Subjects were enrolled in the Infant Development, Environment, and Lifestyle study, a longitudinal prospective study of prenatal methamphetamine exposure and child outcomes. Exposed and comparison groups were matched on birth weight, race, education, and health insurance. At ages 3, 5, and 7.5 years, 339 children (171 exposed) were assessed for behavior problems by using the Child Behavior Checklist. Generalized estimating equations were used to determine the effects of prenatal methamphetamine exposure, age, and the interaction of exposure and age on behavior problems. Caregiver psychological symptoms were assessed by using the Brief Symptom Inventory.

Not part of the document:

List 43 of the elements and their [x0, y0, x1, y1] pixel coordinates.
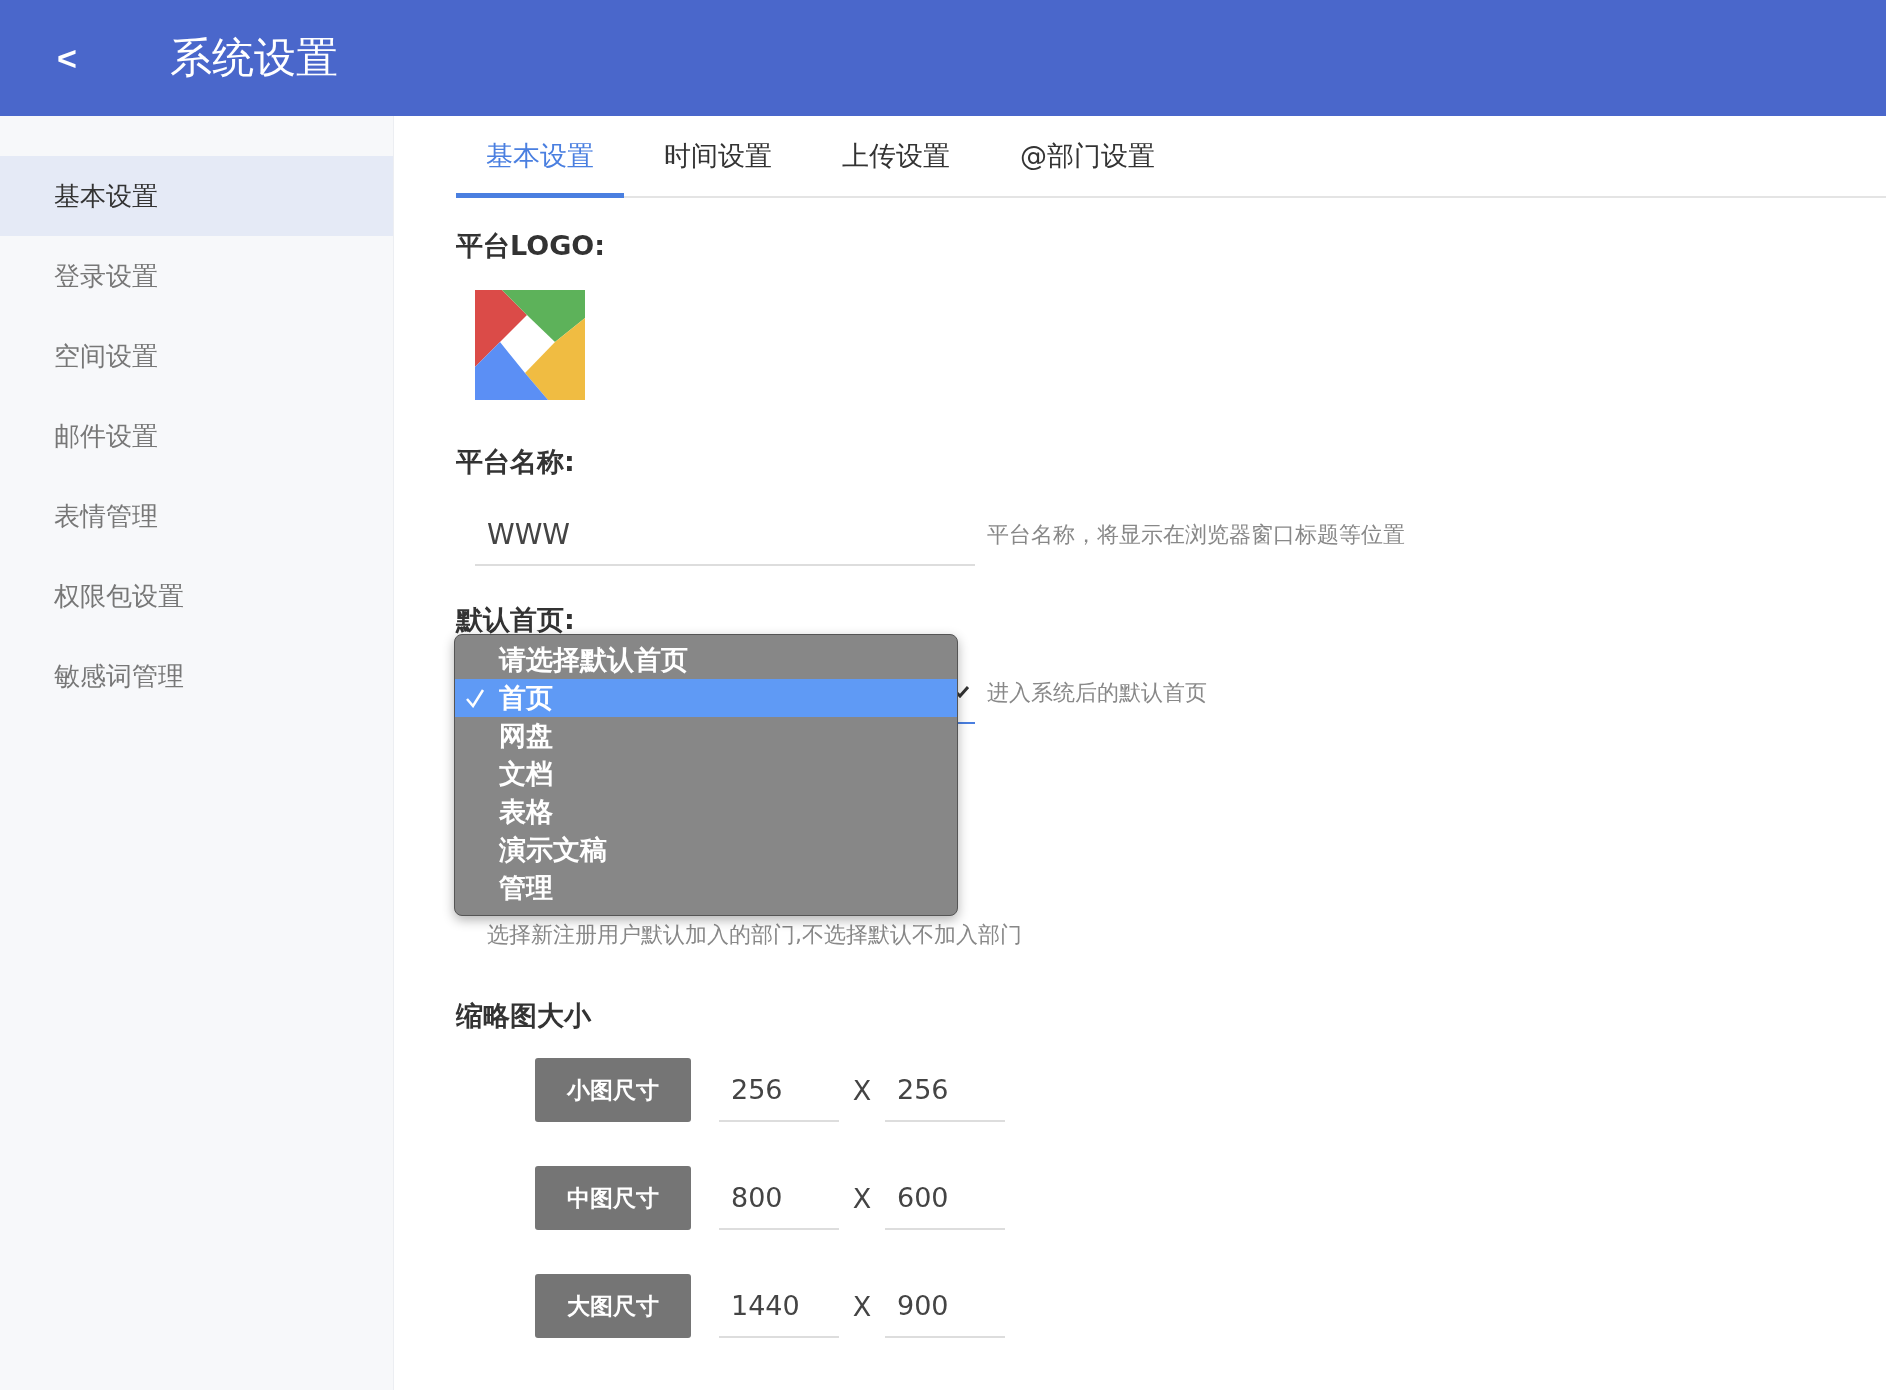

Analyses adjusted for covariates revealed that relative to age 3, children at 5 years had less externalizing and aggressive behavior and more internalizing behavior, somatic complaints, and withdrawn behavior. By age 7.5, aggressive behavior continued to decrease, attention problems increased and withdrawn behavior decreased. There were no main effects for methamphetamine exposure and no interactions of exposure and age. Caregiver psychological symptoms predicted all behavior problems and the quality of the home predicted externalizing problems and externalizing syndrome scores.

Behavioral effects longitudinally from ages 3 to 7.5 years were not associated with prenatal methamphetamine exposure, whereas caregiver psychological symptoms and the quality of the home were predictors of behavior problems.